Experts have been studying the fruit for its bioactive ingredients and applications in the nutraceutical and food industries.
According to Sumaira Fatma, a nutritionist, pomegranates are packed with vitamins, minerals, antioxidants and fibre.
“It is a fruit mentioned in the Holy Quran for its benefits.” “The polyphenols-rich pomegranates serve as potential antioxidants. The Punicic acid in pomegranates reduces cholesterol levels,” she says. “The fruit also has anti-cancer benefits.” It also has other health benefits. “Fibre and water content in pomegranates provides relief from constipation and serves as a cure for colon-related disorders,” she said.
Al Nabhani said that traditionally the people of Jabal Akhdar use pomegranate peel as remedy for stomach ache. “They grind the dried peel and have it with honey.” Alzheimer’s is a health issue that still does not have prescribed medication. But pomegranates can help. “Its health benefits are significant in Alzheimer’s patients,” noted Sumaira.
“It is a perfect energy and refreshing drink for pre- or post-heavy work out. The red vibrant-coloured drink, packed with nutrients, is liked by children. It takes care of their nutritional needs,” she explained.
Studies have found the pomegranate seed residues are composed of sterols, polyphenols, tocopherols and octadecatrienoic acid (Punicic acid).
Sterols, found in vegetable oils, nuts and seeds, help lower cholesterol levels and prevent heart disease/ attacks. Polyphenols, compounds found in plants, greatly benefit the human body and help fight diseases.
The health benefits of Vitamin E (tocopherol) include stronger immune system and reduced risk of cataracts and cancer.
Pomegranate seed oil contains Punicic acid, which is anti-inflammatory and anti-cancer.
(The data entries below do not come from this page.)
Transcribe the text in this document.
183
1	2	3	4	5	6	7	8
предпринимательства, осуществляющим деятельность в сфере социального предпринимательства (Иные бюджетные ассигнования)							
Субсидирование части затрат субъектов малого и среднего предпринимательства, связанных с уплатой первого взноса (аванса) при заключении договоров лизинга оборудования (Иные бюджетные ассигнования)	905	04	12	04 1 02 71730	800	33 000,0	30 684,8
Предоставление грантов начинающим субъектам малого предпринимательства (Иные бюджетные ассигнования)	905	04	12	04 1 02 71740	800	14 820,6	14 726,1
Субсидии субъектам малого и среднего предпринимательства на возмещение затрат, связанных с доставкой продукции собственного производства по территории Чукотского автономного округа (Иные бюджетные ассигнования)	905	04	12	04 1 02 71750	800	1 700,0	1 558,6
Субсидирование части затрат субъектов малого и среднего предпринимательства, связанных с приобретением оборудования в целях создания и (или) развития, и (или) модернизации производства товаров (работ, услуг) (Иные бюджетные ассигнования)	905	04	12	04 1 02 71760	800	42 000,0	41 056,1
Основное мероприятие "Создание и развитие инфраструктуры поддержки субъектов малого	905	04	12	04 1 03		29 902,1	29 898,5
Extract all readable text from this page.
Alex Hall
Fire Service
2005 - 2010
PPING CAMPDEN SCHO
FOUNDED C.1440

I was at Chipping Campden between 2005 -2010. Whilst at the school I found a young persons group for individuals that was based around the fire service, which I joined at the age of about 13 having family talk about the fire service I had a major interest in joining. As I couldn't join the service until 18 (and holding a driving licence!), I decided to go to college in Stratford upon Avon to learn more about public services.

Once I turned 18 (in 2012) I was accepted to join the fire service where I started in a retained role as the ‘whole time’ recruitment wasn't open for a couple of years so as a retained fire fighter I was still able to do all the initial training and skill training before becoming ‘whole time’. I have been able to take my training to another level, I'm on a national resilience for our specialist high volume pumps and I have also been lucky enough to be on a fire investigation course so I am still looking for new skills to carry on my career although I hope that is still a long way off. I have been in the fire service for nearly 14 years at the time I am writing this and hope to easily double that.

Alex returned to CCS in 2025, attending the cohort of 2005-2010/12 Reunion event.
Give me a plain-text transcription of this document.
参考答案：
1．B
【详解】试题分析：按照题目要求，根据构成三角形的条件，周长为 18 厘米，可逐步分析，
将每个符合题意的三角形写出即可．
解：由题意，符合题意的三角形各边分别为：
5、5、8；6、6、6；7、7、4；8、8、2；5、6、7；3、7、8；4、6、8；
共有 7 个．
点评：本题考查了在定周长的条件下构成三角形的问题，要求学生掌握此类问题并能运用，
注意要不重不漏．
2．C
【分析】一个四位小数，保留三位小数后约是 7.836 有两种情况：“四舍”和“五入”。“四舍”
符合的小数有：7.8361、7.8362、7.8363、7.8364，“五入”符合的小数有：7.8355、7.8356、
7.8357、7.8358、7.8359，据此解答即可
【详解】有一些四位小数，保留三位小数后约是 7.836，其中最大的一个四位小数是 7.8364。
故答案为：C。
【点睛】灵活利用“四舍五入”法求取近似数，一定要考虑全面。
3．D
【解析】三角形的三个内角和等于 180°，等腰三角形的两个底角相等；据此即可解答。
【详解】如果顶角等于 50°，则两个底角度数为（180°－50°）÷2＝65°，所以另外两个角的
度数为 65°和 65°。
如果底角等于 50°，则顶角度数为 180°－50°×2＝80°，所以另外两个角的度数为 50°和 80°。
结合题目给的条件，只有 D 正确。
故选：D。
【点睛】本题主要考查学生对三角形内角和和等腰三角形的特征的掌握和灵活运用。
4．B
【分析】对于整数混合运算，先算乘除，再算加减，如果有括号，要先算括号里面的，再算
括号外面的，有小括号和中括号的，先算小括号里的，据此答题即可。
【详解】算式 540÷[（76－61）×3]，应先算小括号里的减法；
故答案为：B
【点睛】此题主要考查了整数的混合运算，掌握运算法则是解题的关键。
It prevents cardiovascular diseases, controls high blood pressure and ensures flawless skin.
Pomegranate seed oil has gained popularity in aromatherapy as it is said to have healing qualities.
The Department of Food, Science and Nutrition of Sultan Qaboos University and the Daris Research Centre had conducted a study on the antioxidant capacity of pomegranate peel extract and identify major functional components in the extract.
A variety of phytochemicals present in pomegranate peel extract were identified. According to researchers, these functional compounds in the pomegranate peels could be utilised by the food as well as pharma/nutraceutical industry.
They, however, concluded that further work is needed to isolate and quantify major functional compounds of pomegranate peels, for example, Ellagic acid.
Ellagic acid is a natural phenol antioxidant found in many fruits and vegetables.
Researchers are also looking into pomegranate’s properties that could fight diabetes and obesity.
In Oman, pomegranate has been traditionally cultivated in Oman in the villages of Jabal al Akhdar. Nizwa is the main market for pomegranates, from where fruits go to other areas. Bulk buyers sell Jabal al Akhdar pomegranates in the regional markets as well.
“There are more than 80,000 pomegranate trees in the Sultanate, with a majority of them in Al Dakhiliyah (26,390), Dhofar (9007), Al Batinah South (9,083) and Muscat (3,113),” said Musallam al Alawi from Ministry of Agriculture and Fisheries Wealth.
According to him, there are many places that grow pomegranates in Oman, but Jabal al Akhdar yields the best fruits, thanks to its weather. There are 10,516 pomegranate farms in the country.
Today visitors from the neighbouring countries visit Jabal al Akhdar, or the Green Mountain, and buy pomegranates directly from the farmers, says Mohammed al Nabhani, a resident of Jabal al Akhdar.
“Jabal al Akhdar’s pomegranates are popular in the Middle East because of their size; they are also known to be soft inside and juicy,” he said.
Al Nabhani said the pomegranate trees suffered this year because of the impact the summer heat on availability of water. “That is why the pomegranate cost about two and a half rials each this year.” The last batch of fruits this season will go on sale soon, according to Al Nabhani.
“The colour of the leaves has begun to change. Children in Jabal al Akhdar learn about the four seasons by watching the pomegranate tree.”